The magazine's August 2015 issue includes a hair tutorial titled: You (Yes, You) Can Have An Afro, which offers a step-by-step guide to recreating iconic 1970s hairstyles - including what Allure refer to as a "Loose Afro".
Not only did the feature not include a single black model, (the afro tutorial features white actress Marissa Neitling), it also made no reference to the political context of the natural style, worn during the American Civil Rights era as a symbol of black pride and equality.
The reaction? People are not happy...
Hey @allure next time you want to do an article on #awesomehair and maybe you should add some #diversity and try using a #blackwoman for the #afro instead of having a #whitegirlsdoitbetter moment... My afro is seen as unkept and unprofessional I'm constantly told that I need to do something with my hair but suddenly when a white woman rocks an afro its "ballsy and confident" talk about a double standard my afro is not a #fashionstatement it grows this way and society has no right to down me for it but tell a white woman that its an awesome hair style #myblackisbeautiful #teamnatural #kinksandcurls #nappyroots #allure #realtalk #blackhaircare #blackhair #nocreamycrack #curls #rizos #america #culturalappropriation #raceinamerica #doublestandards #race #alluremagazine
Allure magazine tweeted an explanation for their feature, saying they intended it to be "a celebration of self-expression", but this did not go down well with many commenters.
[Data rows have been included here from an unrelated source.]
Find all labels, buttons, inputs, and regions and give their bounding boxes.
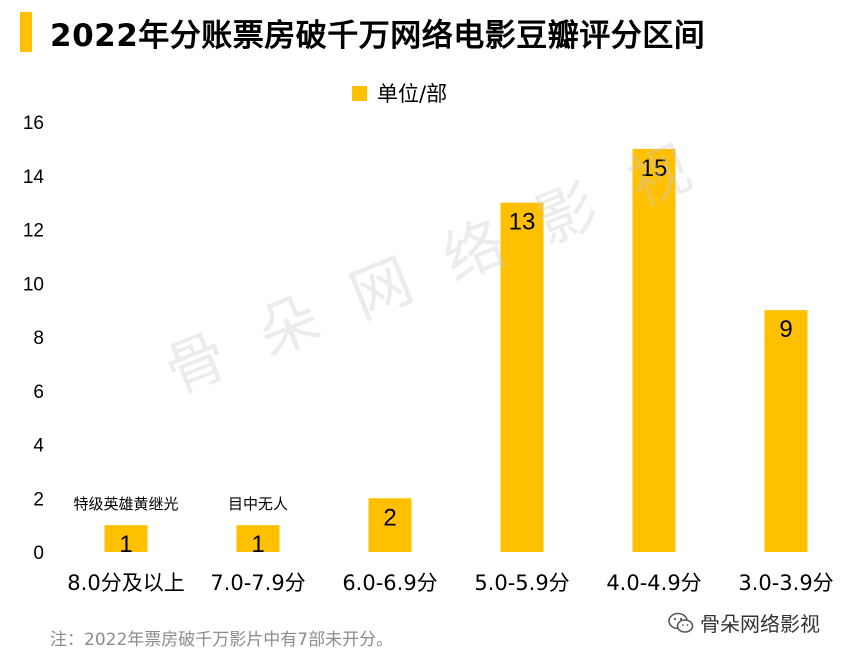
- x-tick-label: 4.0-4.9分: [606, 571, 701, 595]
- y-tick-label: 2: [33, 489, 44, 510]
- data-label: 1: [251, 531, 264, 558]
- data-label: 15: [641, 155, 668, 182]
- data-label: 13: [509, 209, 536, 236]
- legend-label: 单位/部: [377, 82, 448, 106]
- brand-name: 骨朵网络影视: [700, 612, 820, 636]
- x-tick-label: 7.0-7.9分: [210, 571, 305, 595]
- data-label: 2: [383, 504, 396, 531]
- bar: [500, 202, 544, 552]
- y-tick-label: 4: [33, 436, 44, 457]
- bar: [632, 148, 676, 552]
- bar: [236, 525, 280, 552]
- bar-annotation: 目中无人: [228, 495, 288, 513]
- legend-swatch: [352, 85, 367, 101]
- data-label: 9: [779, 316, 792, 343]
- bar: [104, 525, 148, 552]
- y-tick-label: 8: [33, 328, 44, 349]
- footnote: 注：2022年票房破千万影片中有7部未开分。: [50, 630, 394, 650]
- bar: [368, 498, 412, 552]
- legend: 单位/部: [352, 78, 447, 108]
- data-label: 1: [119, 531, 132, 558]
- title-accent-bar: [20, 12, 32, 52]
- bar-annotation: 特级英雄黄继光: [73, 495, 178, 513]
- y-tick-label: 0: [33, 543, 44, 564]
- x-tick-label: 3.0-3.9分: [738, 571, 833, 595]
- wechat-icon: [668, 612, 694, 633]
- x-tick-label: 5.0-5.9分: [474, 571, 569, 595]
- bar-chart: 0 2 4 6 8 10 12 14 16 1 8.0分及以上 1 7.0-7.9分 2 6.0-6.9分 1…: [23, 113, 834, 595]
- y-tick-label: 10: [23, 274, 44, 295]
- brand-mark: 骨朵网络影视: [668, 608, 820, 637]
- chart-title: 2022年分账票房破千万网络电影豆瓣评分区间: [50, 18, 706, 54]
- y-tick-label: 12: [23, 221, 44, 242]
- y-tick-label: 14: [23, 167, 45, 188]
- bar: [764, 310, 808, 552]
- x-tick-label: 8.0分及以上: [67, 571, 184, 595]
- y-tick-label: 16: [23, 113, 44, 134]
- x-tick-label: 6.0-6.9分: [342, 571, 437, 595]
- y-tick-label: 6: [33, 382, 44, 403]
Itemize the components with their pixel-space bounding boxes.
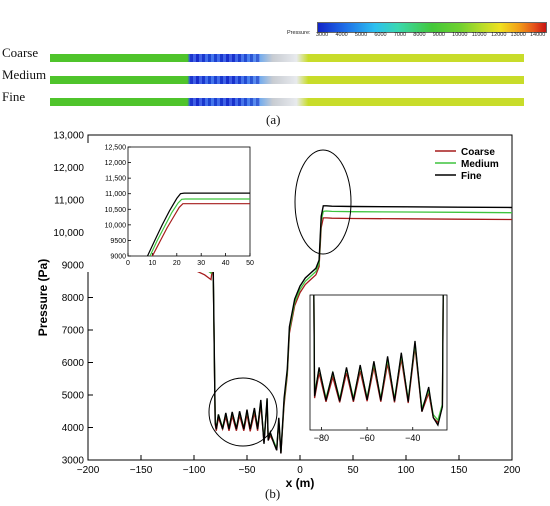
legend-label: Medium	[461, 159, 499, 170]
x-tick-label: −150	[130, 465, 153, 476]
oscillation-pattern	[190, 98, 260, 106]
colorbar-tick-label: 9000	[432, 32, 445, 38]
colorbar-tick-label: 3000	[316, 32, 329, 38]
inset-1-y-tick-label: 11,000	[105, 191, 126, 198]
x-tick-label: −200	[77, 465, 100, 476]
pressure-colorbar	[317, 22, 547, 33]
inset-1-y-tick-label: 10,500	[105, 207, 127, 214]
y-tick-label: 3000	[62, 456, 85, 467]
series-line-fine	[88, 205, 512, 454]
y-tick-label: 4000	[62, 423, 85, 434]
colorbar-tick-label: 12000	[491, 32, 507, 38]
colorbar-tick-label: 8000	[413, 32, 426, 38]
colorbar-tick-label: 11000	[471, 32, 487, 38]
inset-1-y-tick-label: 12,000	[105, 160, 127, 167]
x-tick-label: 150	[451, 465, 468, 476]
legend-label: Coarse	[461, 147, 495, 158]
inset-2-background	[308, 293, 449, 444]
oscillation-pattern	[190, 76, 260, 84]
inset-1-x-tick-label: 0	[126, 260, 130, 267]
colorbar-tick-label: 7000	[393, 32, 407, 38]
inset-1-x-tick-label: 10	[149, 260, 157, 267]
inset-2-series-fine	[313, 295, 444, 427]
x-tick-label: −50	[239, 465, 256, 476]
colorbar-tick-label: 14000	[530, 32, 546, 38]
colorbar-tick-label: 5000	[354, 32, 368, 38]
colorbar-tick-label: 6000	[374, 32, 387, 38]
inset-1-series-coarse	[151, 203, 250, 256]
x-tick-label: 200	[504, 465, 521, 476]
legend-label: Fine	[461, 171, 482, 182]
x-axis-title: x (m)	[286, 476, 315, 490]
x-tick-label: −100	[183, 465, 206, 476]
colorbar-title: Pressure:	[287, 30, 311, 36]
inset-1-x-tick-label: 30	[197, 260, 205, 267]
y-tick-label: 6000	[62, 358, 85, 369]
y-tick-label: 10,000	[53, 228, 84, 239]
panel-a: Pressure: 3000 4000 5000 6000 7000 8000 9000 10…	[0, 0, 550, 130]
colorbar-tick-label: 10000	[452, 32, 468, 38]
y-axis-title: Pressure (Pa)	[36, 259, 50, 336]
panel-a-label: (a)	[266, 112, 281, 127]
pressure-field-strip	[50, 76, 524, 84]
inset-1-y-tick-label: 11,500	[105, 176, 126, 183]
oscillation-pattern	[190, 54, 260, 62]
y-tick-label: 12,000	[53, 163, 84, 174]
inset-1-y-tick-label: 12,500	[105, 145, 127, 152]
inset-2-x-tick-label: −80	[314, 433, 329, 443]
mesh-row-label: Fine	[2, 89, 26, 104]
inset-1-y-tick-label: 9500	[110, 238, 126, 245]
y-tick-label: 11,000	[54, 196, 84, 207]
inset-2-frame	[309, 294, 448, 431]
x-tick-label: 100	[398, 465, 415, 476]
inset-1-series-fine	[146, 192, 250, 256]
colorbar-tick-label: 13000	[510, 32, 526, 38]
mesh-row-label: Medium	[2, 67, 47, 82]
colorbar-tick-label: 4000	[335, 32, 348, 38]
y-tick-label: 13,000	[53, 131, 84, 142]
y-tick-label: 7000	[62, 326, 85, 337]
oscillation-highlight-ellipse	[208, 377, 278, 447]
inset-1-x-tick-label: 50	[246, 260, 254, 267]
inset-1-y-tick-label: 9000	[110, 254, 126, 261]
pressure-field-strip	[50, 98, 524, 106]
inset-1-frame	[127, 146, 251, 257]
inset-2-x-tick-label: −60	[359, 433, 374, 443]
inset-1-series-medium	[149, 198, 250, 256]
inset-2-x-tick-label: −40	[405, 433, 420, 443]
x-tick-label: 50	[347, 465, 359, 476]
inset-1-x-tick-label: 40	[222, 260, 230, 267]
y-tick-label: 5000	[62, 391, 85, 402]
mesh-row-label: Coarse	[2, 45, 39, 60]
peak-highlight-ellipse	[294, 149, 352, 255]
inset-1-y-tick-label: 10,000	[105, 222, 127, 229]
y-tick-label: 9000	[62, 261, 85, 272]
inset-1-x-tick-label: 20	[173, 260, 181, 267]
panel-b-label: (b)	[265, 486, 281, 501]
y-tick-label: 8000	[62, 293, 85, 304]
pressure-field-strip	[50, 54, 524, 62]
x-tick-label: 0	[297, 465, 303, 476]
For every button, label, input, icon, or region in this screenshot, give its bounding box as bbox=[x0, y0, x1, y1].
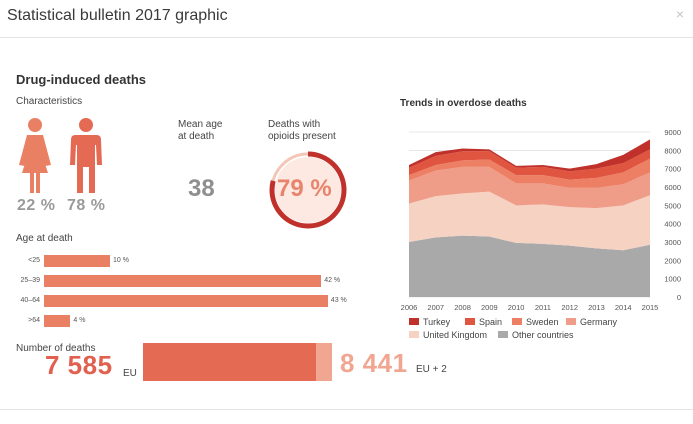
x-tick-label: 2011 bbox=[535, 303, 551, 312]
deaths-eu-value: 7 585 bbox=[45, 350, 113, 380]
age-group-label: <25 bbox=[28, 257, 40, 264]
legend-label: Turkey bbox=[423, 317, 451, 327]
y-tick-label: 3000 bbox=[664, 238, 681, 247]
y-tick-label: 4000 bbox=[664, 220, 681, 229]
legend-label: Germany bbox=[580, 317, 618, 327]
opioids-donut-arc bbox=[269, 151, 347, 229]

This is @allure's flimsy response to the #AllureAfro fiasco... frankly this apologize-later attitude makes it worse for me. I wonder who's self-expression are they so concerned with? (Well I know the answer to that but I want them to think about it) and who exactly do they plan to consult on future issues? Here are some things Allure can do 1. Hire women of color as editors and contributing writers 2. Make sure your staff read black & Latino magazines 3. Give actual women of color a presence in your magazine 4. Send whomever's stupid idea this was to an Undoing Racism workshop... So are some options to try and rectify this. #AllureMagazine #AllureAfro #NewMinstrel @Allure_Magazine #HairPrivilege
After posting the above tweet an Allure spokesperson told The Huffington Post the article reflects the level of self-expression "happening in our country today":
"The Afro has a rich cultural and aesthetic history. In this story we show women using different hairstyle as an individual expressions of style. Using beauty and hair as a form of self-expression is a mirror of what's happening in our country today. The creativity is limitless -- and pretty wonderful."
Does the feature reflect the ways women today are experimenting with their hair, or is it cultural appropriation?